Paul the Apostle wrote to some first century saints in Philippi that he desired to know his Lord and specifically the power of His resurrection and the fellowship of His sufferings (Phil.3:10). He not only wanted to imitate his Savior, Paul wanted to commune with Him in such a way that his life would be a shared life, even in the manner of suffering.
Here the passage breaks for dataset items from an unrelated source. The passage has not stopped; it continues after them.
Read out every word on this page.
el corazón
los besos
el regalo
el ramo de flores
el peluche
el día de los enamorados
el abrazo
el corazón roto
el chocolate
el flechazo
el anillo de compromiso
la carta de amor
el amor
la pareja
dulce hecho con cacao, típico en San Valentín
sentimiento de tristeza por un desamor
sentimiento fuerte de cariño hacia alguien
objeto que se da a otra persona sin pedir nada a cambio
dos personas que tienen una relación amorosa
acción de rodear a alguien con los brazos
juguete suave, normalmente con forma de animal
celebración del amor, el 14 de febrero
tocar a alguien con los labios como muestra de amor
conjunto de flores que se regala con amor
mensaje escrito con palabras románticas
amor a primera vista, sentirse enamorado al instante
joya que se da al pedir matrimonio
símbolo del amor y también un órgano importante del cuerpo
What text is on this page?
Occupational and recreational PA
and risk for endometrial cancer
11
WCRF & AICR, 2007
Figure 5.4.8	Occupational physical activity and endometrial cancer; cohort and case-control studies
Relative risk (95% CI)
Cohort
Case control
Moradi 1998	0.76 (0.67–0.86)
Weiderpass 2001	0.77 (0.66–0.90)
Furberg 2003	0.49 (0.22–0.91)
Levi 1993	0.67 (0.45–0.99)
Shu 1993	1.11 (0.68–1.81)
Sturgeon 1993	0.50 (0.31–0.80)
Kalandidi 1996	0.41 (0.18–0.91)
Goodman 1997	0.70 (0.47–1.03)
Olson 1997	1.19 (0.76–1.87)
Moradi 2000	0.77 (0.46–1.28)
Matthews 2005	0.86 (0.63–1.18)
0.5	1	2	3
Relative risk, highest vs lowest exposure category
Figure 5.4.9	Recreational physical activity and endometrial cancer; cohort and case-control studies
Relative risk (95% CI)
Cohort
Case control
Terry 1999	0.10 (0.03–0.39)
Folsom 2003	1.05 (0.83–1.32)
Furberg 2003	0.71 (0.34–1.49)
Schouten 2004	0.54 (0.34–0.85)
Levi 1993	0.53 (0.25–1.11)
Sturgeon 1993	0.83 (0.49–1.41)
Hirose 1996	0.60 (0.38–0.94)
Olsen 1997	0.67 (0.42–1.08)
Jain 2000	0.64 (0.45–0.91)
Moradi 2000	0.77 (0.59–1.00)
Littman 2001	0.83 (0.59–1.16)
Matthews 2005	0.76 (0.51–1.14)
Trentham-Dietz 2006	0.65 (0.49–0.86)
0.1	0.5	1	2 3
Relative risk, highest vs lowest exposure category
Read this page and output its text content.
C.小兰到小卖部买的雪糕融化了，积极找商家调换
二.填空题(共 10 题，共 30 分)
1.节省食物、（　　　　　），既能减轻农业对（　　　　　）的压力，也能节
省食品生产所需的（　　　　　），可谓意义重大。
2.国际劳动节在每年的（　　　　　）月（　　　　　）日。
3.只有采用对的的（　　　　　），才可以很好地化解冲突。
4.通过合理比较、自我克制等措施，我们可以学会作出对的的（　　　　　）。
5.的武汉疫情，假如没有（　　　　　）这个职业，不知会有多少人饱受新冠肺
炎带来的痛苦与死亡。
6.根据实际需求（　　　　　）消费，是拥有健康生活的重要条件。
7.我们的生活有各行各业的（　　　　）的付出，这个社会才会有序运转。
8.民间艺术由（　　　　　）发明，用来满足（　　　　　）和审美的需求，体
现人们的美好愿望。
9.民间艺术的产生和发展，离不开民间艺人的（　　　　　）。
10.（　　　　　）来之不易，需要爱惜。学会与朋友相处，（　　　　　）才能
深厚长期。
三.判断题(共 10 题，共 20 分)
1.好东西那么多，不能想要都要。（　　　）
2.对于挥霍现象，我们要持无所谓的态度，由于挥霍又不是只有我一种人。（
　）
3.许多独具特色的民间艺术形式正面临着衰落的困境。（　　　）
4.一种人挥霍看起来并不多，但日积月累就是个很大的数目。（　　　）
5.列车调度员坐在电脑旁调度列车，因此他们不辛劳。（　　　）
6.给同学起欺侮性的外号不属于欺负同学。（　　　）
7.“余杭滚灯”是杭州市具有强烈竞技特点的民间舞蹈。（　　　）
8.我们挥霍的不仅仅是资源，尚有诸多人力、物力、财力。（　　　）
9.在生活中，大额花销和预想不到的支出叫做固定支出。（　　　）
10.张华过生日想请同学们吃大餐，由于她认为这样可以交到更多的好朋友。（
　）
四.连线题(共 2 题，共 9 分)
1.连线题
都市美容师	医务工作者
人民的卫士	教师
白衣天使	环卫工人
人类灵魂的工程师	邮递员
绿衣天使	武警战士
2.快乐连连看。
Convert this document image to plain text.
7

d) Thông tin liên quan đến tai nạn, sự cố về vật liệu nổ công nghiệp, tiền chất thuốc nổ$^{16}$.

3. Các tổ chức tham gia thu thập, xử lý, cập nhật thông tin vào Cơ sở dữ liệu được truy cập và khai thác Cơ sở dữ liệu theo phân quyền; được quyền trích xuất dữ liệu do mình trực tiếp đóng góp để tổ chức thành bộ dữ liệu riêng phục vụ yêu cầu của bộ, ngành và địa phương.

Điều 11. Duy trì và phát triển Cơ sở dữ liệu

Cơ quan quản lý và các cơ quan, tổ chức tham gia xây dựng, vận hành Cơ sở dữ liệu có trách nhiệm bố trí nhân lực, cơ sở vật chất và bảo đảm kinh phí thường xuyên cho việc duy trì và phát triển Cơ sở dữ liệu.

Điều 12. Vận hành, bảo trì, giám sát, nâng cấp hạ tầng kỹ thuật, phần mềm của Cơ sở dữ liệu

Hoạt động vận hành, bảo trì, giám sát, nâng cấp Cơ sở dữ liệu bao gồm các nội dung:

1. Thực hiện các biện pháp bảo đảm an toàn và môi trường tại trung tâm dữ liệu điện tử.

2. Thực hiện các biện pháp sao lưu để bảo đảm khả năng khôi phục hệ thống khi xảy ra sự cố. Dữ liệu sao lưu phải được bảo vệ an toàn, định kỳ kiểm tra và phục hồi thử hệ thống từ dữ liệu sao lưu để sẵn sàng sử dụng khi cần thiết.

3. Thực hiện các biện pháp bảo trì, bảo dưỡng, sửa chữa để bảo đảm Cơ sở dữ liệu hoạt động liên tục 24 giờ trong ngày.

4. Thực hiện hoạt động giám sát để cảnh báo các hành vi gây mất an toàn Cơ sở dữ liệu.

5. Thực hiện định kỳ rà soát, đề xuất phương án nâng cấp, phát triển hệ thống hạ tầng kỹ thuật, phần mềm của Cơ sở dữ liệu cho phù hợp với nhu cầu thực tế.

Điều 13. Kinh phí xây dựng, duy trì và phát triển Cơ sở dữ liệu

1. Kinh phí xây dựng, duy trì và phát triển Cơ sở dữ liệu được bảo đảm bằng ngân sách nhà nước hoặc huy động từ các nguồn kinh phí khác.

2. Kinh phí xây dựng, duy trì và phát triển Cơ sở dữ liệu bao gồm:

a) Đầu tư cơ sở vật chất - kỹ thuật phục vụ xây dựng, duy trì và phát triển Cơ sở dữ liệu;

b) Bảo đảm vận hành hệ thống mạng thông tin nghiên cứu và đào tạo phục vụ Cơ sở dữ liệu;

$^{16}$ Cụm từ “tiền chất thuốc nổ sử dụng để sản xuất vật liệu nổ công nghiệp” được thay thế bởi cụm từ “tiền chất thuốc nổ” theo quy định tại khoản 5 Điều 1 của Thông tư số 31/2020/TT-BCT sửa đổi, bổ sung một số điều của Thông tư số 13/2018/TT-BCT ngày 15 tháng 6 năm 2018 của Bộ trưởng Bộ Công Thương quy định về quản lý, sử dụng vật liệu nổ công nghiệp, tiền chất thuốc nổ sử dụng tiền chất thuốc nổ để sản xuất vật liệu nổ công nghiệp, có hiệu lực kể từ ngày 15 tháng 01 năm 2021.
Most of us want to know Him and we surely want to live a life of resurrection power, but that suffering issue is another matter. We have read what Paul said to young Timothy when he reminded him that all who live godly in Christ Jesus will suffer persecution. (2 Tim. 3:12). And, Peter has caused us to give serious consideration to the matter of adversity when he wrote to suffering, scattered saints that they were “called” to suffer because Christ had left us an example that “ye should follow in His steps.” (I Pet. 2:21). It is easier to relegate those instructions to believers living in the early church age; but to the 21st century western world of Christ-followers, well, we’re not so quick to embrace that postulate. Sure, we would love to know Him in a way that we’ve never known Him before; but to say “Amen” to Paul’s confession that “for whom I have suffered the loss of all things,” well, that would surely give us cause for pause.
But the “fellowship of His sufferings” entails such a work of grace in a believer’s heart that he/she will have a different mind-set about things past (reputation, comforts, respect, retirement, privileges, and possessions). Paul affirms that he “suffered the loss of all things, and do count them but dung, that I may win Christ, and be found in Him….” (Phil. 3:8,9). That statement sums it all up for Paul, and becomes our mantra yet today. To be found in Him, His will, His service, His fellowship, His blessing, so that He is the center and circumference of our being, our existence, means that Christ the Lord is our “All in all!”
What is your one wish today? Riches, friends, success, security, fame, health? Or, to know Him and the power of His resurrection and the fellowship of His sufferings? There is no short-cut. We cannot pick and choose. To have the resurrection power will not be realized apart from the fellowship of sufferings.
That just may be the key to the timeless, perplexing puzzle: “Why do good people suffer?” All of us know some “salt of the earth” folk who have been in and through the furnace of suffering to an unimaginable extent. We can only wonder, sometimes, why. Then Paul’s words echo in our heart’s chamber: “…and the fellowship of His suffering.” We do not need to know more. It is part of the knowing, showing and growing as we “reach forth unto those things which are before.” (Phil. 3:13).
“Not as though I had already attained, either were already perfect: but I follow after, if that I may apprehend that for which also I am apprehended of Christ.” (Phil. 3:12).